Assim, a imagem cinematográfica também produz discursos, pois há nelas formas do que se deve ver, como por exemplo, o padrão de beleza - tendo como parâmetro a beleza norteamericana (com mulheres brancas, loiras e com corpos magros). A relação entre os valores morais dos bons costumes pode ser vista em filmes de heróis e vilões, em que estes merecem ser castigados por sempre praticarem o mal, e aqueles são sempre recompensados por sua bondade e seus bons feitos. Em Manzano (2014), a autora nos traz reflexões a respeito da organização do discurso televisivo, que podem ser consideradas também quando se observa o funcionamento da construção dos discursos no meio cinematográfico:

[...] existe uma organização da existência social dos discursos televisivos, ou seja, uma organização da formulação dos discursos e a construção de uma memória que obedece a uma técnica visual de produção, tornando inseparável o meio discursivo do discurso que circula sobre ele. (MANZANO, 2014, p. 84).

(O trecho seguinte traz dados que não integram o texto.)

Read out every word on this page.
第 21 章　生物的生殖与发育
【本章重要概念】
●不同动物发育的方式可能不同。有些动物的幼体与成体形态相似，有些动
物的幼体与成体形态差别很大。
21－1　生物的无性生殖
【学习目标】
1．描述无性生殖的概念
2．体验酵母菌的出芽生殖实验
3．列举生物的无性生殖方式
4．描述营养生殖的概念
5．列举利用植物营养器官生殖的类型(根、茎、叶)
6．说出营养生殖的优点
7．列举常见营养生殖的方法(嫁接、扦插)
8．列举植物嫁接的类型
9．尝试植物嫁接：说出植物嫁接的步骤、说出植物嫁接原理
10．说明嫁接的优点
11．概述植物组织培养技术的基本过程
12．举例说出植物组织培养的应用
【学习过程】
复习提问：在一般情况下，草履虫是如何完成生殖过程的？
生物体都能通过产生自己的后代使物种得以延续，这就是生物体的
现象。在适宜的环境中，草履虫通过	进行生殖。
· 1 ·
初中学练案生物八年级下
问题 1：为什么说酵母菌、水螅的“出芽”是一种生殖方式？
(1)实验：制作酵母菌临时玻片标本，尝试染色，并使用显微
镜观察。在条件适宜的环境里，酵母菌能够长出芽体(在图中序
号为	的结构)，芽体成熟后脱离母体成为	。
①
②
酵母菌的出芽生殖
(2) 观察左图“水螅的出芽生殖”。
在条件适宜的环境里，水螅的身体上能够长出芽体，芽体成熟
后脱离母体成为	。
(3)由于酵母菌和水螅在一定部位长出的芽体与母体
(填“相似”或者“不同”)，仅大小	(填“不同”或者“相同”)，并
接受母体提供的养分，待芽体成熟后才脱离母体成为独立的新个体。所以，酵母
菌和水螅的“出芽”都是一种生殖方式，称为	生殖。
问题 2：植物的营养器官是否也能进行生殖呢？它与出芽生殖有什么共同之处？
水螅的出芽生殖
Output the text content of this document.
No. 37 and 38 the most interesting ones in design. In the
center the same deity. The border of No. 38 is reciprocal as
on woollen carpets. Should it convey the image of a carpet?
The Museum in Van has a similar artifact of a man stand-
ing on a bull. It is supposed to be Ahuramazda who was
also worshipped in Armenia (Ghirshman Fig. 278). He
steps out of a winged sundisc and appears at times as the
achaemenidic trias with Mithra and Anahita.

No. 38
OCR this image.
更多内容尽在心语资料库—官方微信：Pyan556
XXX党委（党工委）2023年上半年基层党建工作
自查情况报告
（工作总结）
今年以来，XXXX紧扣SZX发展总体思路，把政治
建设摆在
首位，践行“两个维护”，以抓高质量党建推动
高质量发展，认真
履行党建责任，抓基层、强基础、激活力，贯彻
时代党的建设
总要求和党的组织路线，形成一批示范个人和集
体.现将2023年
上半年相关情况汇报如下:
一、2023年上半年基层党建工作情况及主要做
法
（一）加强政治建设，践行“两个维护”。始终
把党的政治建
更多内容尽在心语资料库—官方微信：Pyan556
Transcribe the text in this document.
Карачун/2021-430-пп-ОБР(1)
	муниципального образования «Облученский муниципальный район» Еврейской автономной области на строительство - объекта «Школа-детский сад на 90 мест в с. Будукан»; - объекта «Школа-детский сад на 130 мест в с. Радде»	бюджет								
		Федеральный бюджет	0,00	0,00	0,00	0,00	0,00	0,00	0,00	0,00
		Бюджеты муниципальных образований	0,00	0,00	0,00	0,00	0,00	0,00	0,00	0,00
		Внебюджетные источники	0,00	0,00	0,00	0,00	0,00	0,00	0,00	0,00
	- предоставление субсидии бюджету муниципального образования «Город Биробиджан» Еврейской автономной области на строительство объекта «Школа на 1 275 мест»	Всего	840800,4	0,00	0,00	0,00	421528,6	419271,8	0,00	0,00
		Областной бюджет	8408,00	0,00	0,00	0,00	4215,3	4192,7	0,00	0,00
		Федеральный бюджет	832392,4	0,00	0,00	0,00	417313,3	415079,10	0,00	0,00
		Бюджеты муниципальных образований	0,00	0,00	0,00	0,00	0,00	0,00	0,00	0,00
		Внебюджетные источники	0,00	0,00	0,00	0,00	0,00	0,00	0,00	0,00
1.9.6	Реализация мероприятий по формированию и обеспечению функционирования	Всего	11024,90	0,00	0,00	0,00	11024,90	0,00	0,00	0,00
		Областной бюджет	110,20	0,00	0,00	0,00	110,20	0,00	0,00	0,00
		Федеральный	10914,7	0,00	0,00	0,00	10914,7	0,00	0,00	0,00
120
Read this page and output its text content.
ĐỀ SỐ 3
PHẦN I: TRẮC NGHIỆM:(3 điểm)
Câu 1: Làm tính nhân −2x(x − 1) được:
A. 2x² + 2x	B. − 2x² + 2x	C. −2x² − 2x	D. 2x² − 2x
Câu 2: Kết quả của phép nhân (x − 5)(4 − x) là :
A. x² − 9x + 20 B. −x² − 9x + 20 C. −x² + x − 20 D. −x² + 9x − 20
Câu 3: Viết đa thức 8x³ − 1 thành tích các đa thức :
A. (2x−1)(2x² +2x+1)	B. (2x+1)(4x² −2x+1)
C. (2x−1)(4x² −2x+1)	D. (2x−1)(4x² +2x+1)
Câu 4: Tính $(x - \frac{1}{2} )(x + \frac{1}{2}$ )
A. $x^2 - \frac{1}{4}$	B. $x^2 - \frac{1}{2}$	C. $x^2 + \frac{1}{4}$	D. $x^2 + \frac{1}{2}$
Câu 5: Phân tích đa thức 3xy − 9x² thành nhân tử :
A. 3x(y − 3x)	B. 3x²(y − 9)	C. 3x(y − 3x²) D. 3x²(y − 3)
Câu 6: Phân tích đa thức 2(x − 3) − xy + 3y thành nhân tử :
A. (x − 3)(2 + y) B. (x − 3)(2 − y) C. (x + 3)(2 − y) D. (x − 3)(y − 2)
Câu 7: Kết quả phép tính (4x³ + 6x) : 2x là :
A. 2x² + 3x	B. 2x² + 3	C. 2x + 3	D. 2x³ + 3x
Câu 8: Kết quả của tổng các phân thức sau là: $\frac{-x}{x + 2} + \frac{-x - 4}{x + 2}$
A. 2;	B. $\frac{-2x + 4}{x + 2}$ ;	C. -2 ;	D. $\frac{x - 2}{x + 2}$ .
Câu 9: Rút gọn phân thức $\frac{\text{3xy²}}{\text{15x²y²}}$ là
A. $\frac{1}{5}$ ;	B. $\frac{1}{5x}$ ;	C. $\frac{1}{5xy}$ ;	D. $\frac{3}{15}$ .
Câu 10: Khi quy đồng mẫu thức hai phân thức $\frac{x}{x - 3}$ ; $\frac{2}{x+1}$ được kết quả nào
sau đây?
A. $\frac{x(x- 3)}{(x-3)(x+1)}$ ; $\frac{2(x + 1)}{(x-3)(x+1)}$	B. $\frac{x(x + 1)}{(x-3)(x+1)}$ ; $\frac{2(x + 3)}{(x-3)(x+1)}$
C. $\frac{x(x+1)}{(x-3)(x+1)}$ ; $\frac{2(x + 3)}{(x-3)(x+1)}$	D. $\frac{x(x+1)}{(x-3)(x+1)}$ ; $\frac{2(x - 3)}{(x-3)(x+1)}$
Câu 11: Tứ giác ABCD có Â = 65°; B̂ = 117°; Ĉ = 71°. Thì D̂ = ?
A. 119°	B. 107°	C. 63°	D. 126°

Em outras palavras, a organização da formulação dos discursos segue normas do que deve ou não ser dito/exposto a um determinado público. Sendo assim, a imagem e seus discursos ecoam efeitos de memória que podem ser vistos como parte de uma cultura e de suas práticas sociais. Tendo a materialidade fílmica como a extensão do corpo (enquanto discurso), será marcada discursivamente (com uma visão restrita por meio da câmera – o que apenas a câmera mostra) cada gesto corporal, mostrando, deste modo, o lugar que o sujeito ocupa na história em relação à imagem fílmica, pois será por meio da análise do filme Cinderella que perceberemos discursos e práticas sociais, que permeiam nossa sociedade contemporânea.